A big question swirled through the scientific world last year: Was the highly mutated SARS-CoV-2 “Pirola” variant going to be a problem? Could it rip through immune cell defenses to trigger severe cases of COVID-19?
Researchers at La Jolla Institute for Immunology (LJI) worked quickly to solve these puzzles. Doctors in Israel and Denmark had already reported cases of infections with the Pirola variant, and the virus appeared to be spreading to new regions.
Speed was critical. The problem was that no one had collected comprehensive data yet showing how immune cells actually responded to the Pirola variant. The variant was just too new.
That hurdle didn’t stop LJI Professor Alessandro Sette, Dr.Biol.Sci., and LJI Research Assistant Professor Alba Grifoni, Ph.D. The researchers had access to a massive, well-organized collection of SARS-CoV-2 data. This resource, known as the Immune Epitope Database
(IEDB) holds key findings on how the immune system’s T cells have combatted previous SARS-CoV-2 variants.
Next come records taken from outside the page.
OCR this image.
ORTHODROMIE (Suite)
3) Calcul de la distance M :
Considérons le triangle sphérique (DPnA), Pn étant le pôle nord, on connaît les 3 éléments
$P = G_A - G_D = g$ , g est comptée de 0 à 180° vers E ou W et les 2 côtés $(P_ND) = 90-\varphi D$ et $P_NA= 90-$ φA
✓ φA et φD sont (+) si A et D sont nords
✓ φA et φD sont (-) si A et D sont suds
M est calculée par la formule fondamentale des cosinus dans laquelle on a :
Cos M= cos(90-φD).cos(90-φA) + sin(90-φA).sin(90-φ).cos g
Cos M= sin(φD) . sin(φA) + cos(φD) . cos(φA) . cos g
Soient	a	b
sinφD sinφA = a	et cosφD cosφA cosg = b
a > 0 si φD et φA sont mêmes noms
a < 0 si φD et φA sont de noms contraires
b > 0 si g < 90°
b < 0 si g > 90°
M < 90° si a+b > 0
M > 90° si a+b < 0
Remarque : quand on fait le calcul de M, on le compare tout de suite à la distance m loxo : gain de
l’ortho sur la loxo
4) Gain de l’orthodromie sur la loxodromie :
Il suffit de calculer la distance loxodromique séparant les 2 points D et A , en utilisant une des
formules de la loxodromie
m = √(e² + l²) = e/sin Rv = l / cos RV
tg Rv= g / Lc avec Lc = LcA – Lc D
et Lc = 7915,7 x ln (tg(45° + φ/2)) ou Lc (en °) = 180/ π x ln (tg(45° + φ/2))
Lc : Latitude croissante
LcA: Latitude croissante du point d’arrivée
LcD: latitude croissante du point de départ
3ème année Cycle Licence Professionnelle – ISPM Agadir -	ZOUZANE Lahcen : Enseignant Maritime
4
Dr. Grifoni quickly devised a bioinformatics approach to comb through the IEDB and uncover clues to how T cells might respond to Pirola. “SARS-CoV-2 keeps evolving, and it’s hard for experimental researchers to keep up with how fast the virus changes,” says Dr. Grifoni. “We wanted to know—can we design a data-analysis pipeline to essentially predict the effects of new SARS-CoV-2 variants?” Thanks to the IEDB, the researchers were on their way to finding patterns, fast.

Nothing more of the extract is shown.